【大紀元日本11月29日】中国に天然ガスを供給しているトルクメニスタンは23日、中国への供給量を大幅に増加すると発表した。これに対して、同じく中国に天然ガスを供給しているロシアのガスプロム社のアレクセイ・ミレル社長は24日、露紙ヴズグリャドに対して、トルクメニスタンが供給量を増やしても、ロシアは中国への輸出価格を譲歩することはないと改めて表明した。ラジオ自由アジア(RFA)が伝えた。
北京訪問中のトルクメニスタンのベルディムハメドフ大統領は23日、今後4年間で現在の供給量を約4倍の650億立方メートルに増やすとの内容で温家宝首相と協議をまとめ、早くも来年には400億立方メートルの輸出を予定している。これによって、中国はトルクメニスタン最大の天然ガス輸出国となる。
今回の協議成立は、中央アジアのエネルギー争奪戦で、中国がロシアより優位に立つ上での一歩だと一部のメディアは見ている。中国は低価格で大量の天然ガスを確保した上に、これまで「ロシアの裏庭」とみられていた中央アジアに影響を及ぼすこととなった。また、ロシアとの長年のエネルギー談判においても有利な条件を獲得できた。

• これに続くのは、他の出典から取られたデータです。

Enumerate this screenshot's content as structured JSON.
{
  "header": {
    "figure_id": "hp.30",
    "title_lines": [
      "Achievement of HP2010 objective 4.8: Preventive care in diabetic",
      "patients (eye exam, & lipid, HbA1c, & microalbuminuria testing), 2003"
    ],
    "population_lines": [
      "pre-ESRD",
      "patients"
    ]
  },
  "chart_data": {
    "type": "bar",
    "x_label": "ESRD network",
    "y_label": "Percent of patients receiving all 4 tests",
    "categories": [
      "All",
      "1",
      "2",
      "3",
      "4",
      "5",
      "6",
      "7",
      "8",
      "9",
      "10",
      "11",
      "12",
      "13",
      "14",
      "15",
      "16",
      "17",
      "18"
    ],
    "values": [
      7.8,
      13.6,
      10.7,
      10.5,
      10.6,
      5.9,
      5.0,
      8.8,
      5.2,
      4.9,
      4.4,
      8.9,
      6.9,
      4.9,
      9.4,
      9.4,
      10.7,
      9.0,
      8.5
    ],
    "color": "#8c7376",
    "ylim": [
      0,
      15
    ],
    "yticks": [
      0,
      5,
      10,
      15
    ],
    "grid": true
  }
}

一方、一部のロシア専門家はトルクメニスタンの天然ガスパイプの安全性に懸念を示している。中央アジア研究所のアンドレイ・ロゴジン氏は、トルクメニスタンはアフガニスタンと隣接するため、ガスパイプを引くには安全な場所ではないと指摘した。いったん問題が起きれば、損失は数百億ドルの投資額を上回ることになると警告している。